Une année durant je m’occupai de l’arbitrage territorial, des écoles et de la revue, et j’étais très affligé, car je m’y perdais de plus en plus. La lutte perpétuelle nécessitée par mes fonctions de conciliateur me devint si pénible, mon activité dans les écoles se manifesta si vaguement, mon travail dans la revue, le désir d’enseigner, en même temps que de me cacher à moi-même ma propre incapacité, me devint si répugnant, que je tombai malade moralement plutôt que physiquement. J’abandonnai tout et m’en fus dans les steppes, chez les Bachkirs, respirer l’air, boire le koumiss et vivre de la vie animale.

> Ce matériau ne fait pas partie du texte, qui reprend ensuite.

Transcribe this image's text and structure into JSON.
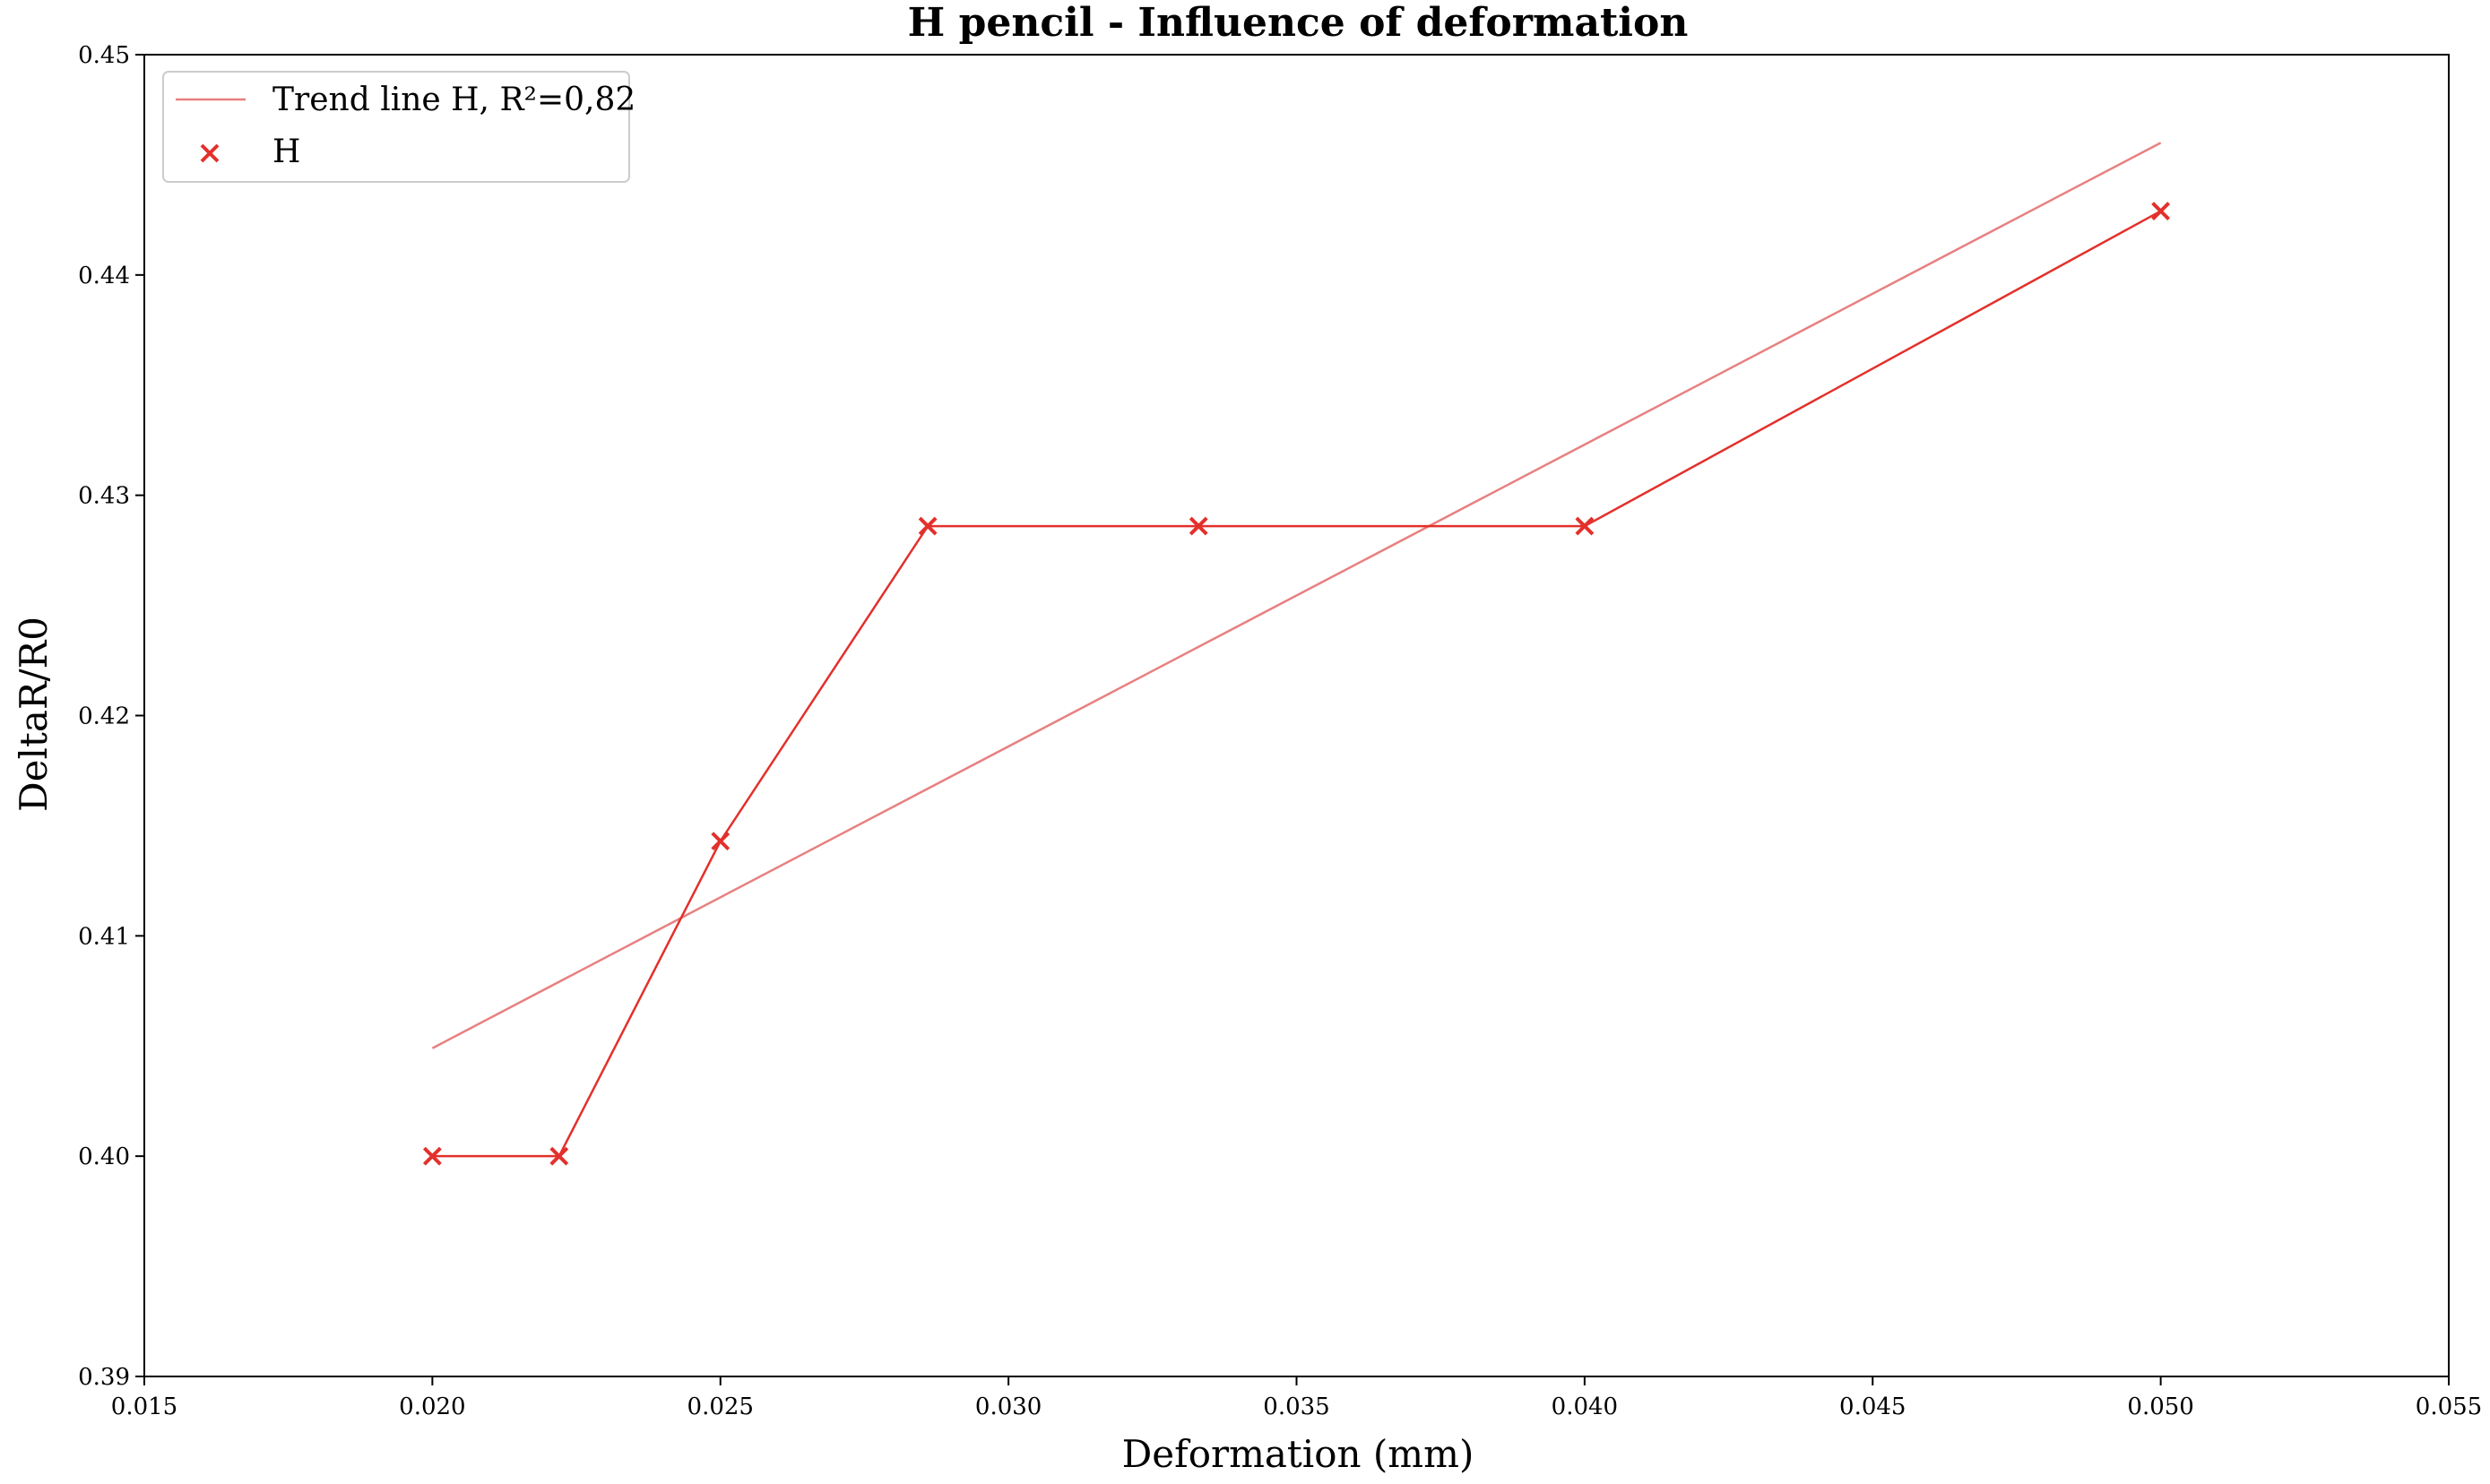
{
  "chart_data": {
    "type": "line",
    "title": "H pencil - Influence of deformation",
    "xlabel": "Deformation (mm)",
    "ylabel": "DeltaR/R0",
    "xlim": [
      0.015,
      0.055
    ],
    "ylim": [
      0.39,
      0.45
    ],
    "xticks": [
      0.015,
      0.02,
      0.025,
      0.03,
      0.035,
      0.04,
      0.045,
      0.05,
      0.055
    ],
    "xtick_labels": [
      "0.015",
      "0.020",
      "0.025",
      "0.030",
      "0.035",
      "0.040",
      "0.045",
      "0.050",
      "0.055"
    ],
    "yticks": [
      0.39,
      0.4,
      0.41,
      0.42,
      0.43,
      0.44,
      0.45
    ],
    "ytick_labels": [
      "0.39",
      "0.40",
      "0.41",
      "0.42",
      "0.43",
      "0.44",
      "0.45"
    ],
    "grid": false,
    "legend_position": "top-left",
    "series": [
      {
        "name": "Trend line H, R²=0,82",
        "kind": "line",
        "color": "#e88080",
        "x": [
          0.02,
          0.05
        ],
        "y": [
          0.4049,
          0.446
        ]
      },
      {
        "name": "H",
        "kind": "scatter-line",
        "marker": "x",
        "color": "#e3302b",
        "x": [
          0.02,
          0.0222,
          0.025,
          0.0286,
          0.0333,
          0.04,
          0.05
        ],
        "y": [
          0.4,
          0.4,
          0.4143,
          0.4286,
          0.4286,
          0.4286,
          0.4429
        ]
      }
    ]
  }
}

À mon retour, je me mariai. Les conditions nouvelles d’une vie de famille heureuse me détournèrent complètement de toute recherche du sens général de la vie. Toute ma vie, en ce temps-là, se concentra sur ma famille, ma femme, mes enfants, et, par conséquent, sur les moyens d’augmenter mes ressources. Mon aspiration au perfectionnement, remplacée déjà auparavant par l’aspiration au perfectionnement en général, au progrès, cédait nettement la place à mon désir d’avoir, pour moi et ma famille, une vie très confortable. Ainsi passèrent quinze ans encore. Bien que je considérasse la littérature comme une bagatelle, pendant ces quinze années, je continuai cependant à écrire.